Le sans alcool un relais de croissance indéniable
Vincent Pugibet, vigneron au Domaine La Colombette près de Béziers, n’a pas mis de l’eau dans son vin mais il est devenu au fil des ans un fervent défenseur du vin sans alcool. « Au début, on corrigeait tout simplement la teneur en alcool pour la faire passer de 13/14% à 11,5% », raconte-t-il. « Un peu par provocation et par opportunité, on est allé vers le sans alcool mais en traînant les pieds. Aujourd’hui, on en a toujours dans le frigo ». Précurseur des vins faiblement alcoolisés – avec sa cuvée Plume à 9% lancée en 2005 – La Colombette a pu faire des parallèles entre le sans alcool et le faiblement alcoolisé. « Avec les vins faiblement alcoolisés on n’a pas l’impression d’attirer de nouveaux clients. C’est comme le transfert du vin rouge vers le rosé puis le blanc, on est toujours sur les mêmes clients. Avec le sans alcool, on touche un panel beaucoup plus large et pas une cible très précise ». Les chiffres lui donnent raison : « Nous vendons une palette par semaine de Plume aux particuliers, dont l'âge moyen est de 72 ans. Ce sont des consommateurs quotidiens. En 2024, 30% de nos ventes étaient sans alcool. C’est clairement un relais de croissance ». En dehors de son pragmatisme commercial – « Ce qu’on recherche tous ce sont de nouveaux clients » – Vincent Pugibet cherche aussi à renouveler l’image du vin. « Cibler des alcooliques repentis et des femmes enceintes ne me faisait pas rêver. Par contre, faire un footing à Londres avec Cara Delevingne me fait rêver ! » faisant allusion à l’égérie des vins sans alcool.

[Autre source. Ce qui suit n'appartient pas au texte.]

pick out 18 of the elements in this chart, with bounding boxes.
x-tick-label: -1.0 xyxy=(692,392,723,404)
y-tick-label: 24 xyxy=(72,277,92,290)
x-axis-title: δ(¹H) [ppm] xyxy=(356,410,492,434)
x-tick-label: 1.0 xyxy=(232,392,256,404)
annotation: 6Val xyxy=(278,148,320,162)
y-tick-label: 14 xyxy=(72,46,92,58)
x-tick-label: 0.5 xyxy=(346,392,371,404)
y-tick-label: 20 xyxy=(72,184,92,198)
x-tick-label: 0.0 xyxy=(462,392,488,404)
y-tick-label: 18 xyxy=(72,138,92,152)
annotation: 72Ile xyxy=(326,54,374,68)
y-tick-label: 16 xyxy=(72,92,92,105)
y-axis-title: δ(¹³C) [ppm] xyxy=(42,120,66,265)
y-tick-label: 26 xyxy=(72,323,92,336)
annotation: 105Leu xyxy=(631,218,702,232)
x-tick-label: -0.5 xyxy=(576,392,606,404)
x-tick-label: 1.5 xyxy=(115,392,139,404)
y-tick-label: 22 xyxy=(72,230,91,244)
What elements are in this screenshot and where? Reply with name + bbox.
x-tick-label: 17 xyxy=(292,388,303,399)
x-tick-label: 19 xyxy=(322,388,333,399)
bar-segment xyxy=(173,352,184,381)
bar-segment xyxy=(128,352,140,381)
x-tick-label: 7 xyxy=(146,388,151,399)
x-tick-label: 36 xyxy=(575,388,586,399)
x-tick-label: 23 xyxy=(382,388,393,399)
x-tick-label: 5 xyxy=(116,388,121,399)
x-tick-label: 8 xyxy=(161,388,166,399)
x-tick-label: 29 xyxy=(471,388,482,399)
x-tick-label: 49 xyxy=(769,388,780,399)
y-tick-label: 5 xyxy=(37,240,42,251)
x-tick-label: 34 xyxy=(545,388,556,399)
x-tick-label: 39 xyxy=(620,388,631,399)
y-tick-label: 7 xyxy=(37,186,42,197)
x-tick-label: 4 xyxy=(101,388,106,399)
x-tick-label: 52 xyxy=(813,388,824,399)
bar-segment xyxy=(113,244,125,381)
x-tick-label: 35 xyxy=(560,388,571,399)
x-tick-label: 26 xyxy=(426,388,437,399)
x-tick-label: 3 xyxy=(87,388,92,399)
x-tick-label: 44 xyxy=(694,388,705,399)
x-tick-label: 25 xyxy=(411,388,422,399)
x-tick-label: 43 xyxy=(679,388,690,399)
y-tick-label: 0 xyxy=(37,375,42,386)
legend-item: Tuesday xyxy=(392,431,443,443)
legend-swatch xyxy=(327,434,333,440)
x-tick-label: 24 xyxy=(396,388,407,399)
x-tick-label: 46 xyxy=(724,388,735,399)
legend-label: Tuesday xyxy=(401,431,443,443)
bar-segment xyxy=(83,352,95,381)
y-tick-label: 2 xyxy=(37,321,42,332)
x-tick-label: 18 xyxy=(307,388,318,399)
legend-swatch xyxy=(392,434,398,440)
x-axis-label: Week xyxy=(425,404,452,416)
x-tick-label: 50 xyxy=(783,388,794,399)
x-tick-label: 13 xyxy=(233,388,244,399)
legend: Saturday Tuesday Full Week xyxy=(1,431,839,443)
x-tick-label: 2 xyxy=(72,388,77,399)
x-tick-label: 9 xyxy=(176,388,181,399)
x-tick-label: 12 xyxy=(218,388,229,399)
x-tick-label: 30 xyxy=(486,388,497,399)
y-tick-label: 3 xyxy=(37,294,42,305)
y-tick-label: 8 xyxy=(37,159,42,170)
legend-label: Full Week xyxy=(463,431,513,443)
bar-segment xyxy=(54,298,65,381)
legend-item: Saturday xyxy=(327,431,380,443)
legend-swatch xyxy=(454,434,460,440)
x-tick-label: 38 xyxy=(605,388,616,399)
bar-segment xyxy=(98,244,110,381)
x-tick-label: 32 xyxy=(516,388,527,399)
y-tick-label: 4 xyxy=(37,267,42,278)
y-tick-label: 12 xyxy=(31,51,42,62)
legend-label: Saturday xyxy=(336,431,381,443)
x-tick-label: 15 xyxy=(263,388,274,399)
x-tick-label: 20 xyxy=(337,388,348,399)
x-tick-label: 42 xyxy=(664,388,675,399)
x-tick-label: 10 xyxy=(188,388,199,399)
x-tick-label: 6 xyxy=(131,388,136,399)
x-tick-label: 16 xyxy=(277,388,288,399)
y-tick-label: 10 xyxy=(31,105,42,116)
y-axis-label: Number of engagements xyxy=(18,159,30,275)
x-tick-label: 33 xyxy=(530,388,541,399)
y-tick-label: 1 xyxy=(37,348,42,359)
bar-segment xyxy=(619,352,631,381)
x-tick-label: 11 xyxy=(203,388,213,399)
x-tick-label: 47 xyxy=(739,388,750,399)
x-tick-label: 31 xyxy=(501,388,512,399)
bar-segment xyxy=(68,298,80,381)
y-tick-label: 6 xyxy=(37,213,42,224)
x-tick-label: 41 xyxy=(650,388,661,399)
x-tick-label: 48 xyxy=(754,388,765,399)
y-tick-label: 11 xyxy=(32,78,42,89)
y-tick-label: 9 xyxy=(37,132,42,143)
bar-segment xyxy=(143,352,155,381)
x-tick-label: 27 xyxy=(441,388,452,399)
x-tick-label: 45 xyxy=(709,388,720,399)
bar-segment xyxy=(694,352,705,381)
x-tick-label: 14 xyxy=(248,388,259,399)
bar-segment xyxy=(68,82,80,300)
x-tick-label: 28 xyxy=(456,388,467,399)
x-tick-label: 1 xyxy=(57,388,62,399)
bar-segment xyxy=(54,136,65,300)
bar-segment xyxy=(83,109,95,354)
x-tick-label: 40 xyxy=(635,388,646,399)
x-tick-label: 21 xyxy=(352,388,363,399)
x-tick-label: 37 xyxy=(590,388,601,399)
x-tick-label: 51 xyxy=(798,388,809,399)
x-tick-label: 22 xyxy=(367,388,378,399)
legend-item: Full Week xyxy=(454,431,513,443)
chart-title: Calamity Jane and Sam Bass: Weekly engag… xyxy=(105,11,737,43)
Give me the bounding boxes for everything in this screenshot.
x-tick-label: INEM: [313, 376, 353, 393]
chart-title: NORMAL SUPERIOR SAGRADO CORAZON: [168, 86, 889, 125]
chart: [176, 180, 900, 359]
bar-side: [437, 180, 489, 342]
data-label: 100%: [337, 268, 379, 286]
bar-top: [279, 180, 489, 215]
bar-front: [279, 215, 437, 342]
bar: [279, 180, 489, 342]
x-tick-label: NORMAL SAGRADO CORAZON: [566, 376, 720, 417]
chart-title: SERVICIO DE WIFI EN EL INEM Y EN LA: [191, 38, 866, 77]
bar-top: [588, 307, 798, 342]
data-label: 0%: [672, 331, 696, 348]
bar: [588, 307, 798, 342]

Pour le vigneron languedocien, comme pour le président de Vin & Société, la filière doit assumer ses produits tels qu’ils sont, leur qualité – « qui ne pose aucun problème » – mais aussi leur composante alcoolique. Tout en reconnaissant que le secteur « a beaucoup évolué dans le débat selon lequel le vin n’est pas de l’alcool », Samuel Montgermont estime qu’on « a tout à gagner en s’assumant vis-à-vis de l’alcool, surtout par rapport à la Génération Z. Le concept de la modération ne suffit pas parce que le curseur peut varier ». Dans un contexte où, selon le président d’Oenophorie auprès de la Montpellier Business School, Stanislas Laussel, « les jeunes prennent un peu tous les produits » [psychotropes], Vincent Pugibet considère qu’à force de « nier l’ivresse et le plaisir, le vin n’est plus sexy ou festif ». Partant de là, il n’y a plus qu’à souhaiter « une rupture d’usage » impulsée par l’ensemble de la filière, comme l’appelle de ses vœux Samuel Montgermont.